What a pleasure it is to be introduced to a gifted new choreographer. Like Garland's New Bach on opening night, Return shows the dancers rewardingly in a mixture of classical style and modern twists, but this time with a different balance.

In Brown's song "Super Bad" Donald Williams delivers a perfect smiling imitation of a hip-swinging rock star, going straight into that from an impressive series of showpiece pirouettes; others among the men mingle ballet steps and breakdance virtuosity. Tai Jimenez switches from partner to partner in a neat send-up of classic adagio to Franklin's "Baby, Baby, Baby", and Paunika Jones starts the whole thing exuberantly shimmying to "Mother Popcorn".

The 13-strong cast deserves individual praise if space allowed, and I was left wanting to see the ballet again straight away if only the season hadn't been sold out. That was true, too, of the other new work on the bill, South African Suite. This had three choreographers, artistic director Arthur Mitchell, ballet master Augustus van Heerden and school director Laveen Naidu, but they don't say who did which bits. Never mind; it all looks of a piece, inspired by the company's 1992 South African tour, and transforming African imagery into an international style, just as the Soweto String Quartet do in their pieces "Eureka" and "Mlibe KwaZulu", which form part of the score.

As in Return, the structure is a series of individual numbers, eight in all, yet passing so quickly that at the end you might easily want more. Among the images they evoke are Zulu warriors with imaginary spears, and animals (Caroline Rocher at one moment goes unexpectedly to all fours on full point – clever). There are also dances with no narrative content, only the relationships of the dancers to each other and the music.

Highlights include a duet for Kellye A. Saunders and James Washington that ends with her carried offstage, spectacularly upside down above his head.

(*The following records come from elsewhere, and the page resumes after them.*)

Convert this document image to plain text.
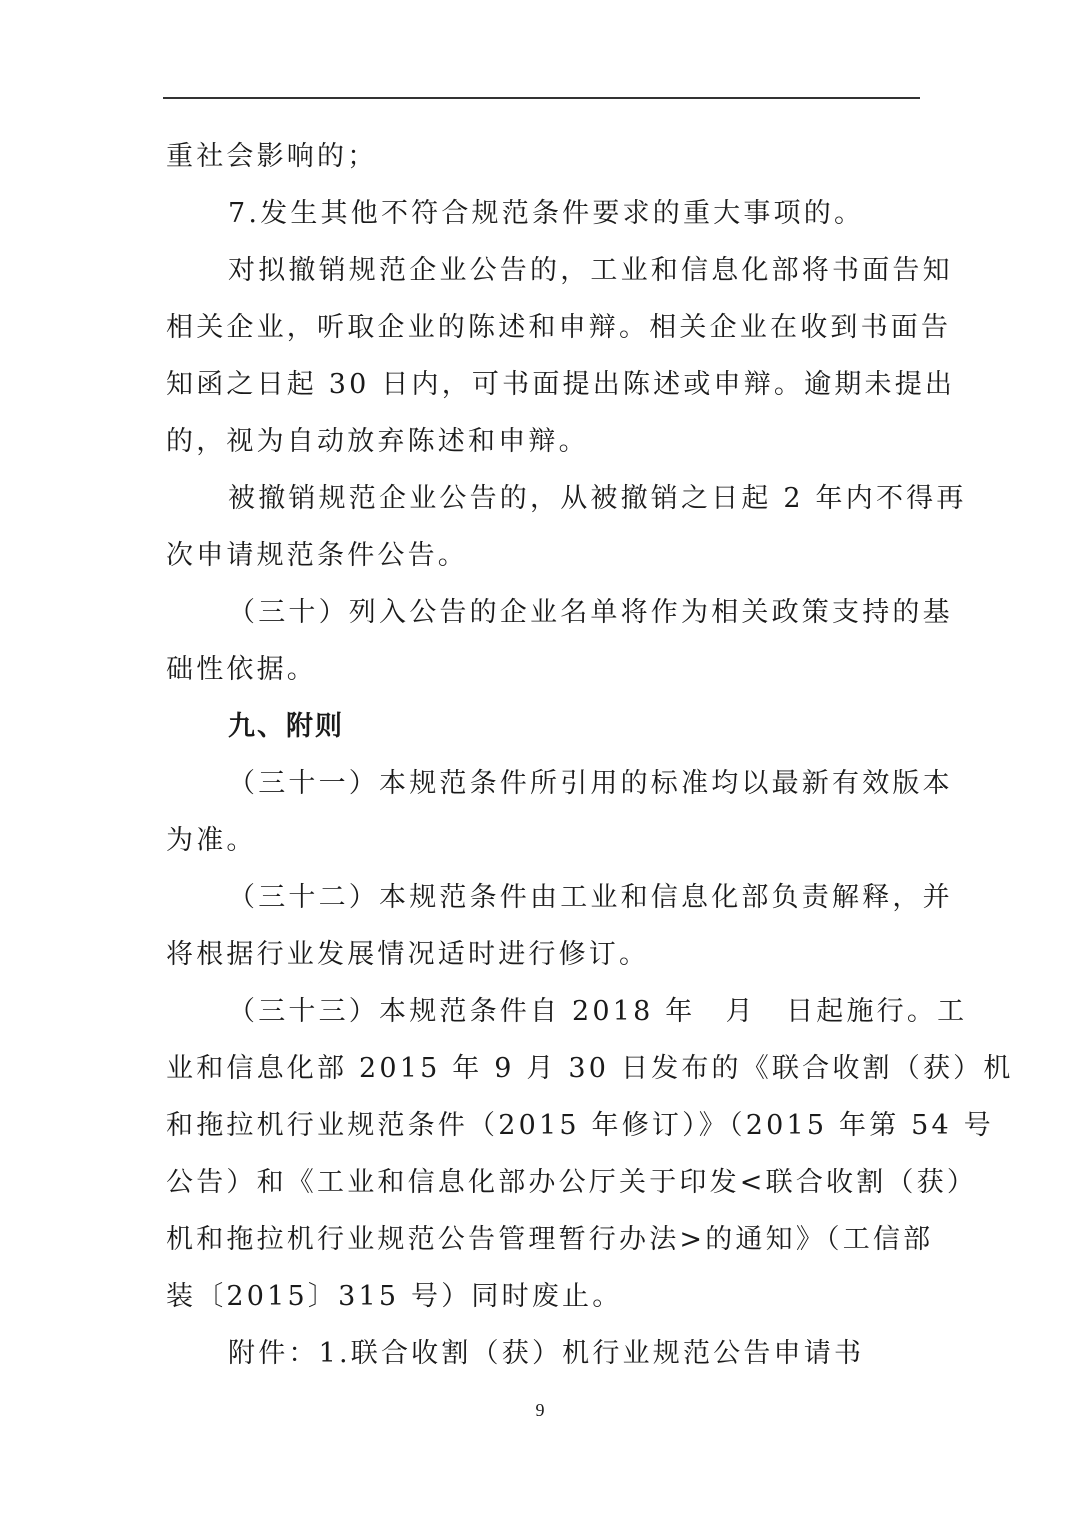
重社会影响的；
7.发生其他不符合规范条件要求的重大事项的。
对拟撤销规范企业公告的，工业和信息化部将书面告知
相关企业，听取企业的陈述和申辩。相关企业在收到书面告
知函之日起 30 日内，可书面提出陈述或申辩。逾期未提出
的，视为自动放弃陈述和申辩。
被撤销规范企业公告的，从被撤销之日起 2 年内不得再
次申请规范条件公告。
（三十）列入公告的企业名单将作为相关政策支持的基
础性依据。
九、附则
（三十一）本规范条件所引用的标准均以最新有效版本
为准。
（三十二）本规范条件由工业和信息化部负责解释，并
将根据行业发展情况适时进行修订。
（三十三）本规范条件自 2018 年　月　日起施行。工
业和信息化部 2015 年 9 月 30 日发布的《联合收割（获）机
和拖拉机行业规范条件（2015 年修订）》（2015 年第 54 号
公告）和《工业和信息化部办公厅关于印发<联合收割（获）
机和拖拉机行业规范公告管理暂行办法>的通知》（工信部
装〔2015〕315 号）同时废止。
附件：1.联合收割（获）机行业规范公告申请书
9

Linking the two modern works is one of Harlem's long-time audience-pleasers, Dougla, in which the superimposed sun and moon projected on the backdrop symbolise its slight theme of arranging and celebrating a wedding. Geoffrey Holder drew on the mixed African and Hindu traditions of his West Indian background to create the soundtrack and the colourful costumes of this spectacle as well as its sometimes acrobatic, generally emphatic choreography, which the cast delivers with a fine flourish.